Statement on NB Municipal Election Results: NBMC Celebrates Greater Diversity Across Municipalities
The New Brunswick Multicultural Council (NBMC) extends its congratulations to all newly- and re-elected municipal councilors and mayors across the province, and to all the candidates who demonstrated courage, determination and passion for their communities.
We are especially delighted to see new, historic election results across the province, including the election of the following:
- The first Black mayor in the history of New Brunswick: Following years for commitment to welcoming and integrating newcomers to New Brunswick, as well as acting as Board Secretary at NBMC, Kassim Doumbia has been elected as mayor of Shippagan.
- Women as mayors in four of the province’s cities: Dawn Arnold in Moncton, Kate Rogers in Fredericton, Donna Reardon in Saint John, and Kim Chamberlain in Bathurst.
- A greater proportion of women in council: 35% compared to 30% in the 2016 results, including the village of Grand-Anse where a council entirely of women was elected.
- NB’s first Muslim woman: Paula Radwan-Donovan was appointed to the Saint John municipal council.
- First Nations councilwoman: Paige Hambrook-Storey was elected to the Doaktown municipal council.
“These are historic firsts for New Brunswick. We are delighted to see increased diversity in those elected and in all individuals who ran courageous and engaging campaigns,” notes Moncef Lakouas, President of NBMC. “It is time for City Councils and legislative assemblies to have inclusive representation of all people living in NB. I personally extend my most sincere congratulations to our colleagues Kassim Doumbia, NBMC Board Secretary, and Kim Chamberlain, Executive Director of the Multicultural Association of the Chaleur Region, for their successful elections.”
Municipalities are faced with increasingly complex files and demands on their services. In recent years we have seen housing, environmental sustainability, population growth, public safety and public transit at the forefront of municipal politics, along with local governance reforms. NBMC is set to release its response to the Green Paper on Local Governance Reform in the coming days. Among its recommendations, NBMC is calling on municipal governments to establish champions within their councils for newcomer welcoming and integration and to establish regional newcomer integration coordination committees along with their local newcomer settlement agency.

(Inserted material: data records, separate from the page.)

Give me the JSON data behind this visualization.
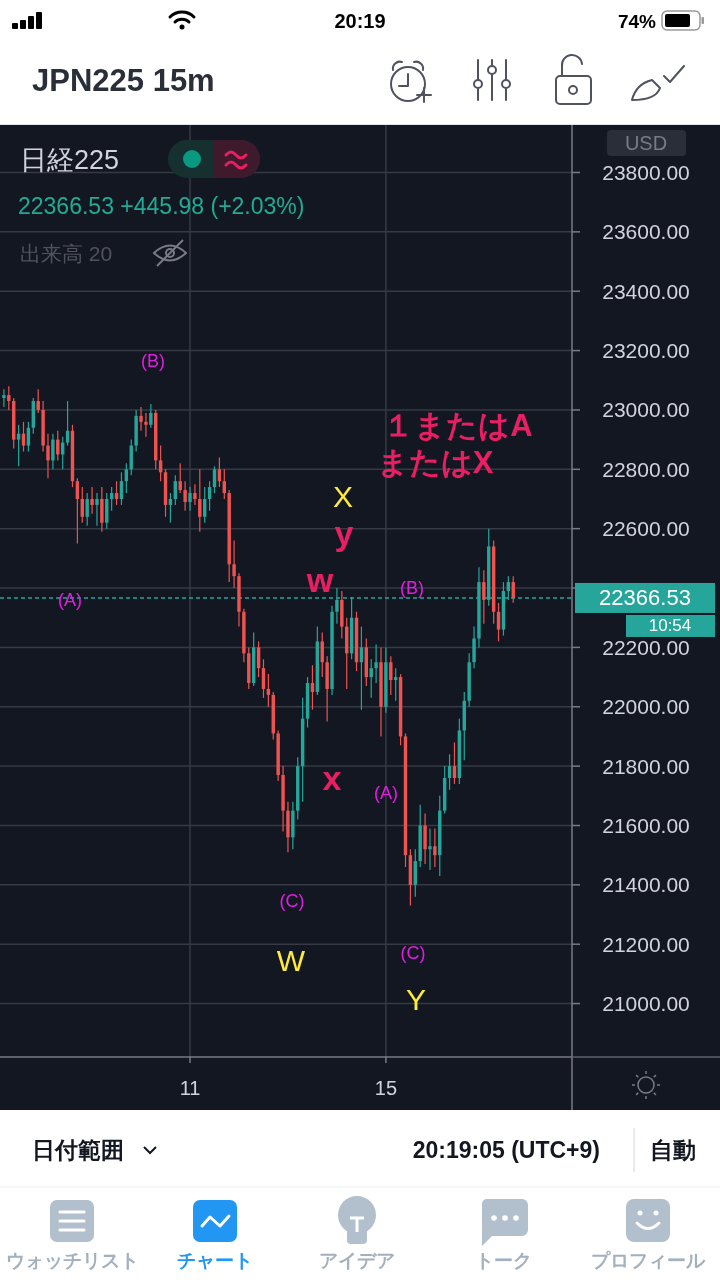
{
  "chart_data": {
    "type": "candlestick",
    "title": "JPN225 15m",
    "subtitle": "日経225",
    "x": [
      7.2,
      7.3,
      7.4,
      7.5,
      7.6,
      7.7,
      7.8,
      7.9,
      8,
      8.1,
      8.2,
      8.3,
      8.4,
      8.5,
      8.6,
      8.7,
      8.8,
      8.9,
      9,
      9.1,
      9.2,
      9.3,
      9.4,
      9.5,
      9.6,
      9.7,
      9.8,
      9.9,
      10,
      10.1,
      10.2,
      10.3,
      10.4,
      10.5,
      10.6,
      10.7,
      10.8,
      10.9,
      11,
      11.1,
      11.2,
      11.3,
      11.4,
      11.5,
      11.6,
      11.7,
      11.8,
      11.9,
      12,
      12.1,
      12.2,
      12.3,
      12.4,
      12.5,
      12.6,
      12.7,
      12.8,
      12.9,
      13,
      13.1,
      13.2,
      13.3,
      13.4,
      13.5,
      13.6,
      13.7,
      13.8,
      13.9,
      14,
      14.1,
      14.2,
      14.3,
      14.4,
      14.5,
      14.6,
      14.7,
      14.8,
      14.9,
      15,
      15.1,
      15.2,
      15.3,
      15.4,
      15.5,
      15.6,
      15.7,
      15.8,
      15.9,
      16,
      16.1,
      16.2,
      16.3,
      16.4,
      16.5,
      16.6,
      16.7,
      16.8,
      16.9,
      17,
      17.1,
      17.2,
      17.3,
      17.4,
      17.5,
      17.6
    ],
    "ohlc": [
      [
        23040,
        23070,
        23010,
        23050
      ],
      [
        23050,
        23080,
        23000,
        23030
      ],
      [
        23030,
        23040,
        22870,
        22900
      ],
      [
        22900,
        22950,
        22810,
        22920
      ],
      [
        22920,
        22960,
        22860,
        22880
      ],
      [
        22880,
        22960,
        22860,
        22940
      ],
      [
        22940,
        23040,
        22920,
        23030
      ],
      [
        23030,
        23070,
        22990,
        23000
      ],
      [
        23000,
        23030,
        22860,
        22880
      ],
      [
        22880,
        22920,
        22770,
        22830
      ],
      [
        22830,
        22920,
        22800,
        22900
      ],
      [
        22900,
        22930,
        22830,
        22850
      ],
      [
        22850,
        22910,
        22800,
        22890
      ],
      [
        22890,
        23030,
        22880,
        22930
      ],
      [
        22930,
        22950,
        22740,
        22760
      ],
      [
        22760,
        22770,
        22550,
        22700
      ],
      [
        22700,
        22740,
        22620,
        22640
      ],
      [
        22640,
        22720,
        22610,
        22700
      ],
      [
        22700,
        22740,
        22650,
        22680
      ],
      [
        22680,
        22720,
        22610,
        22700
      ],
      [
        22700,
        22740,
        22590,
        22620
      ],
      [
        22620,
        22720,
        22600,
        22700
      ],
      [
        22700,
        22740,
        22660,
        22720
      ],
      [
        22720,
        22760,
        22680,
        22700
      ],
      [
        22700,
        22790,
        22680,
        22760
      ],
      [
        22760,
        22820,
        22720,
        22800
      ],
      [
        22800,
        22900,
        22780,
        22880
      ],
      [
        22880,
        23000,
        22860,
        22980
      ],
      [
        22980,
        23010,
        22930,
        22960
      ],
      [
        22960,
        22990,
        22910,
        22950
      ],
      [
        22950,
        23020,
        22940,
        22990
      ],
      [
        22990,
        23000,
        22800,
        22830
      ],
      [
        22830,
        22880,
        22760,
        22790
      ],
      [
        22790,
        22800,
        22640,
        22680
      ],
      [
        22680,
        22720,
        22620,
        22700
      ],
      [
        22700,
        22780,
        22680,
        22760
      ],
      [
        22760,
        22820,
        22720,
        22730
      ],
      [
        22730,
        22760,
        22660,
        22690
      ],
      [
        22690,
        22740,
        22660,
        22720
      ],
      [
        22720,
        22750,
        22680,
        22700
      ],
      [
        22700,
        22800,
        22590,
        22640
      ],
      [
        22640,
        22740,
        22620,
        22700
      ],
      [
        22700,
        22760,
        22660,
        22740
      ],
      [
        22740,
        22810,
        22720,
        22800
      ],
      [
        22800,
        22840,
        22740,
        22760
      ],
      [
        22760,
        22800,
        22700,
        22720
      ],
      [
        22720,
        22730,
        22420,
        22480
      ],
      [
        22480,
        22560,
        22400,
        22440
      ],
      [
        22440,
        22450,
        22270,
        22320
      ],
      [
        22320,
        22330,
        22150,
        22180
      ],
      [
        22180,
        22200,
        22060,
        22080
      ],
      [
        22080,
        22250,
        22070,
        22200
      ],
      [
        22200,
        22220,
        22100,
        22130
      ],
      [
        22130,
        22160,
        22030,
        22060
      ],
      [
        22060,
        22110,
        22000,
        22040
      ],
      [
        22040,
        22050,
        21890,
        21910
      ],
      [
        21910,
        21920,
        21750,
        21770
      ],
      [
        21770,
        21800,
        21580,
        21650
      ],
      [
        21650,
        21680,
        21510,
        21560
      ],
      [
        21560,
        21680,
        21520,
        21650
      ],
      [
        21650,
        21830,
        21620,
        21800
      ],
      [
        21800,
        22030,
        21680,
        21960
      ],
      [
        21960,
        22100,
        21930,
        22080
      ],
      [
        22080,
        22140,
        21990,
        22050
      ],
      [
        22050,
        22270,
        22040,
        22220
      ],
      [
        22220,
        22250,
        22100,
        22150
      ],
      [
        22150,
        22170,
        21950,
        22060
      ],
      [
        22060,
        22340,
        22040,
        22320
      ],
      [
        22320,
        22400,
        22280,
        22360
      ],
      [
        22360,
        22390,
        22230,
        22270
      ],
      [
        22270,
        22300,
        22060,
        22180
      ],
      [
        22180,
        22370,
        22160,
        22300
      ],
      [
        22300,
        22320,
        22120,
        22150
      ],
      [
        22150,
        22270,
        21990,
        22200
      ],
      [
        22200,
        22230,
        22070,
        22100
      ],
      [
        22100,
        22160,
        22030,
        22130
      ],
      [
        22130,
        22210,
        22080,
        22150
      ],
      [
        22150,
        22200,
        21900,
        22000
      ],
      [
        22000,
        22200,
        21980,
        22150
      ],
      [
        22150,
        22170,
        22040,
        22090
      ],
      [
        22090,
        22130,
        22020,
        22100
      ],
      [
        22100,
        22110,
        21870,
        21900
      ],
      [
        21900,
        21910,
        21460,
        21500
      ],
      [
        21500,
        21520,
        21330,
        21400
      ],
      [
        21400,
        21520,
        21360,
        21480
      ],
      [
        21480,
        21670,
        21460,
        21600
      ],
      [
        21600,
        21640,
        21470,
        21520
      ],
      [
        21520,
        21590,
        21450,
        21530
      ],
      [
        21530,
        21590,
        21460,
        21500
      ],
      [
        21500,
        21700,
        21430,
        21650
      ],
      [
        21650,
        21800,
        21640,
        21760
      ],
      [
        21760,
        21840,
        21720,
        21800
      ],
      [
        21800,
        21880,
        21740,
        21760
      ],
      [
        21760,
        21960,
        21740,
        21920
      ],
      [
        21920,
        22050,
        21820,
        22020
      ],
      [
        22020,
        22180,
        22000,
        22150
      ],
      [
        22150,
        22270,
        22130,
        22230
      ],
      [
        22230,
        22470,
        22200,
        22420
      ],
      [
        22420,
        22460,
        22280,
        22360
      ],
      [
        22360,
        22600,
        22340,
        22540
      ],
      [
        22540,
        22560,
        22280,
        22320
      ],
      [
        22320,
        22350,
        22220,
        22260
      ],
      [
        22260,
        22420,
        22240,
        22390
      ],
      [
        22390,
        22440,
        22360,
        22420
      ],
      [
        22420,
        22440,
        22350,
        22366.53
      ]
    ],
    "colors": [
      "#26a69a",
      "#ef5350",
      "#ef5350",
      "#26a69a",
      "#ef5350",
      "#26a69a",
      "#26a69a",
      "#ef5350",
      "#ef5350",
      "#ef5350",
      "#26a69a",
      "#ef5350",
      "#26a69a",
      "#26a69a",
      "#ef5350",
      "#ef5350",
      "#ef5350",
      "#26a69a",
      "#ef5350",
      "#26a69a",
      "#ef5350",
      "#26a69a",
      "#26a69a",
      "#ef5350",
      "#26a69a",
      "#26a69a",
      "#26a69a",
      "#26a69a",
      "#ef5350",
      "#ef5350",
      "#26a69a",
      "#ef5350",
      "#ef5350",
      "#ef5350",
      "#26a69a",
      "#26a69a",
      "#ef5350",
      "#ef5350",
      "#26a69a",
      "#ef5350",
      "#ef5350",
      "#26a69a",
      "#26a69a",
      "#26a69a",
      "#ef5350",
      "#ef5350",
      "#ef5350",
      "#ef5350",
      "#ef5350",
      "#ef5350",
      "#ef5350",
      "#26a69a",
      "#ef5350",
      "#ef5350",
      "#ef5350",
      "#ef5350",
      "#ef5350",
      "#ef5350",
      "#ef5350",
      "#26a69a",
      "#26a69a",
      "#26a69a",
      "#26a69a",
      "#ef5350",
      "#26a69a",
      "#ef5350",
      "#ef5350",
      "#26a69a",
      "#26a69a",
      "#ef5350",
      "#ef5350",
      "#26a69a",
      "#ef5350",
      "#26a69a",
      "#ef5350",
      "#26a69a",
      "#26a69a",
      "#ef5350",
      "#26a69a",
      "#ef5350",
      "#26a69a",
      "#ef5350",
      "#ef5350",
      "#ef5350",
      "#26a69a",
      "#26a69a",
      "#ef5350",
      "#26a69a",
      "#ef5350",
      "#26a69a",
      "#26a69a",
      "#26a69a",
      "#ef5350",
      "#26a69a",
      "#26a69a",
      "#26a69a",
      "#26a69a",
      "#26a69a",
      "#ef5350",
      "#26a69a",
      "#ef5350",
      "#ef5350",
      "#26a69a",
      "#26a69a",
      "#ef5350"
    ],
    "xlim": [
      7.12,
      18.8
    ],
    "xticks": [
      11,
      15
    ],
    "ylim": [
      20820,
      23960
    ],
    "yticks": [
      {
        "value": 21000,
        "label": "21000.00"
      },
      {
        "value": 21200,
        "label": "21200.00"
      },
      {
        "value": 21400,
        "label": "21400.00"
      },
      {
        "value": 21600,
        "label": "21600.00"
      },
      {
        "value": 21800,
        "label": "21800.00"
      },
      {
        "value": 22000,
        "label": "22000.00"
      },
      {
        "value": 22200,
        "label": "22200.00"
      },
      {
        "value": 22400,
        "label": null
      },
      {
        "value": 22600,
        "label": "22600.00"
      },
      {
        "value": 22800,
        "label": "22800.00"
      },
      {
        "value": 23000,
        "label": "23000.00"
      },
      {
        "value": 23200,
        "label": "23200.00"
      },
      {
        "value": 23400,
        "label": "23400.00"
      },
      {
        "value": 23600,
        "label": "23600.00"
      },
      {
        "value": 23800,
        "label": "23800.00"
      }
    ],
    "grid": true,
    "ref_lines": [
      {
        "axis": "y",
        "value": 22366.53,
        "label": "22366.53",
        "color": "#26a69a",
        "line_style": "dashed"
      }
    ],
    "annotations": [
      "20:19",
      "74%",
      "22366.53  +445.98 (+2.03%)",
      "出来高 20",
      "USD",
      "10:54",
      "日付範囲",
      "20:19:05 (UTC+9)",
      "自動",
      "ウォッチリスト",
      "チャート",
      "アイデア",
      "トーク",
      "プロフィール",
      "(A)",
      "(B)",
      "(C)",
      "W",
      "x",
      "w",
      "y",
      "X",
      "(A)",
      "(B)",
      "(C)",
      "Y",
      "１またはA",
      "またはX"
    ]
  }
}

NBMC and its member network of settlement agencies are also working with many municipal governments in developing community growth plans and hosting public dialogues on immigration in communities across the province. We are committed to continuing this work with the newly elected councils.
“Changing demographics and the growing demands on municipal governments are showing us yet again how critical collaboration and community growth plans are for the vitality of New Brunswick’s collectivities. Our New Conversations tour and the impacts of the pandemic over the past year have also shown us how complex and challenging this work can be,” said Ginette Gautreau, Interim Executive Director at NBMC. “Municipalities have key roles to play in welcoming and integrating newcomers in their communities, and we are thrilled to see more municipal leaders engage in local growth plans and work in close collaboration with community partners, such as their local newcomer settlement agencies. We’re calling on all elected officials to continue and to enhance this vital work in the years ahead.”